Through the poems, participants attempted to show that women who have become victims of ongoing militancy in Fata can play a vital role in the restoration of peace. PHOTO: FILE

GHALLANI: 

In a first of its kind poetry competition for women poets in Ghallanai, Mohmand Agency, raised their voice to commemorate International Peace Day celebrated worldwide on September 21.

Many female teachers and students participated in the competition organised by FATA Secretariat Special Project (FSSP) at Government Secondary School, Ghallani on Saturday. Around 15 poets presented their work to the audience, after which political administration official Abdul Hamid Khan distributed prizes among the winners.

Through the poems, participants attempted to show that women who have become victims of ongoing militancy in the Federally Administered Tribal Areas (Fata) can play a vital role in the restoration of peace.

A participant, Rabi Shams said she had been writing poetry since she was in school, but had never participated in any such event. “Women in Fata are really talented. If we are given such opportunities we can prove that we do not lag behind other countries,” she told The Express Tribune.

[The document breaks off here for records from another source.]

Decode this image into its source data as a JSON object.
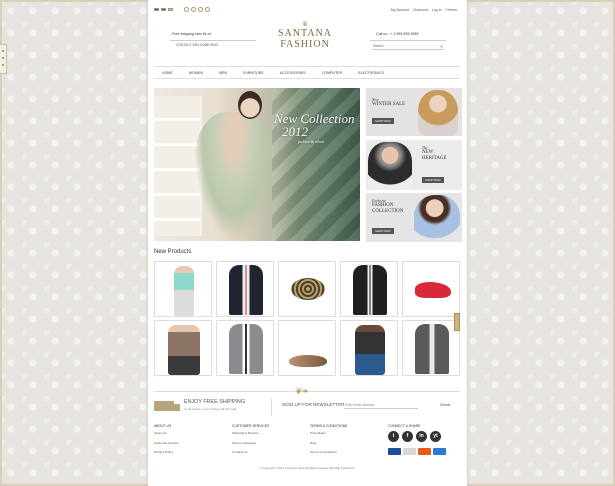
{
  "topbar": {
    "flags": [
      "#2f4fa0",
      "#c23a30",
      "#e0b040"
    ],
    "social_icons": [
      "twitter-icon",
      "facebook-icon",
      "linkedin-icon",
      "pinterest-icon"
    ],
    "links": [
      "My Account",
      "Checkout",
      "Log In",
      "0 Items"
    ]
  },
  "header": {
    "shipping": "Free shipping over $x.xx",
    "contact_label": "CONTACT WELCOME MSG",
    "logo_line1": "SANTANA",
    "logo_line2": "FASHION",
    "callus": "Call us : + 1 555-555-5555",
    "search_placeholder": "Search"
  },
  "nav": [
    "Home",
    "Women",
    "Men",
    "Furniture",
    "Accessories",
    "Computer",
    "Electronics"
  ],
  "hero": {
    "line1": "New Collection",
    "line2": "2012",
    "line3": "fashion & ethnic"
  },
  "promos": [
    {
      "kicker": "New",
      "title": "WINTER SALE",
      "button": "Shop now"
    },
    {
      "kicker": "The",
      "title": "NEW HERITAGE",
      "button": "Shop now"
    },
    {
      "kicker": "Exclusive",
      "title": "FASHION COLLECTION",
      "button": "Shop now"
    }
  ],
  "products": {
    "title": "New Products",
    "items": [
      "mint-top",
      "navy-suit",
      "studded-bracelet",
      "black-suit",
      "red-heels",
      "brown-knit",
      "grey-suit",
      "flat-shoes",
      "dark-tee",
      "grey-blazer"
    ]
  },
  "footer": {
    "shipping_title": "ENJOY FREE SHIPPING",
    "shipping_sub": "on all orders or our holiday gift this year",
    "newsletter_title": "SIGN UP FOR NEWSLETTER",
    "newsletter_placeholder": "Enter email address",
    "newsletter_button": "Submit",
    "cols": [
      {
        "title": "About Us",
        "links": [
          "About Us",
          "Customer Service",
          "Privacy Policy"
        ]
      },
      {
        "title": "Customer Services",
        "links": [
          "Shipping & Returns",
          "Secure Shopping",
          "Contact Us"
        ]
      },
      {
        "title": "Terms & Conditions",
        "links": [
          "Price Rules",
          "Help",
          "Terms & Conditions"
        ]
      }
    ],
    "connect_title": "Connect & Share",
    "social": [
      "t",
      "f",
      "in",
      "yt"
    ],
    "payments": [
      "#1a4d9c",
      "#d8d8d8",
      "#e85a1c",
      "#2a7ad0"
    ],
    "copyright": "© Copyright © 2014 Company name All rights reserved. Site Map Contact Us"
  },
  "colors": {
    "accent": "#b89a5a",
    "logo": "#7a6a48"
  }
}
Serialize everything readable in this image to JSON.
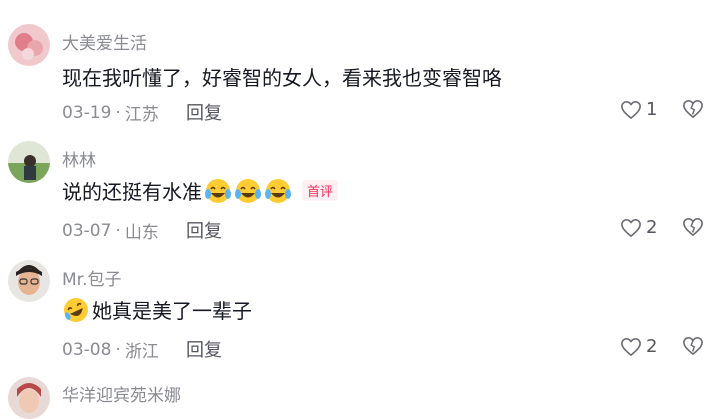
{
  "comments": [
    {
      "user": "大美爱生活",
      "text": "现在我听懂了，好睿智的女人，看来我也变睿智咯",
      "date": "03-19",
      "location": "江苏",
      "reply_label": "回复",
      "likes": "1",
      "avatar_color": "#e9a7ad"
    },
    {
      "user": "林林",
      "text": "说的还挺有水准",
      "emoji": [
        "laughing-crying-emoji",
        "laughing-crying-emoji",
        "laughing-crying-emoji"
      ],
      "badge": "首评",
      "date": "03-07",
      "location": "山东",
      "reply_label": "回复",
      "likes": "2",
      "avatar_color": "#7aa55b"
    },
    {
      "user": "Mr.包子",
      "text": "她真是美了一辈子",
      "emoji_prefix": "rolling-laughing-emoji",
      "date": "03-08",
      "location": "浙江",
      "reply_label": "回复",
      "likes": "2",
      "avatar_color": "#d9a27a"
    },
    {
      "user": "华洋迎宾苑米娜",
      "avatar_color": "#c98d8d"
    }
  ],
  "colors": {
    "username": "#8a8b91",
    "text": "#161823",
    "badge": "#fe2c55"
  }
}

Drawing a parallel with the adage ‘the pen is mightier than the sword,’ Shams said: “Being an integral and respected part of Pukhtun society, women can educate men to pick up a pen instead of weapons.”

Another poet, Safia questioned if gatherings for male poets can be organised regularly, then why can’t they be held for women as well. “Unfortunately, women are given no such opportunities to showcase their hidden talents. They can excel in all spheres of life. It is the need of the hour to bring women into the mainstream,” she said.

Safia added Pukhtun history was filled with accounts of women who played a vital role, both in times of peace and war. “Now that tribal areas are plagued by militancy and war, women must come forward for the restoration of peace which can only be done through education.”

A separate mushaira was also organised in connection with peace day at Jirga Hall, Ghallani by Mohmand Adabi Tolana, a literary society, on the same day. Over 100 renowned poets from Khyber-Pakhtunkhwa and Fata recited their poems.

Participants included Abseen Yousafzai, Shams Buneri, Rokhan Yousafzai and Said Wali Khayal of the Pakistan Academy of Letters.

Speaking on the occasion, poet Hyran Momand demanded compensation for all poets who became victims of the war on terror.

Poets who participated in both events maintained peace was the voice of every Pakistani. They lamented the war had destroyed inner peace and satisfaction of all those who reside in the tribal areas, forcing them to relocate and move to camps for internally displaced persons.

“Peace is being restored gradually and it is up to us to maintain it through education,” said another poet.

Published in The Express Tribune, September 25th, 2013.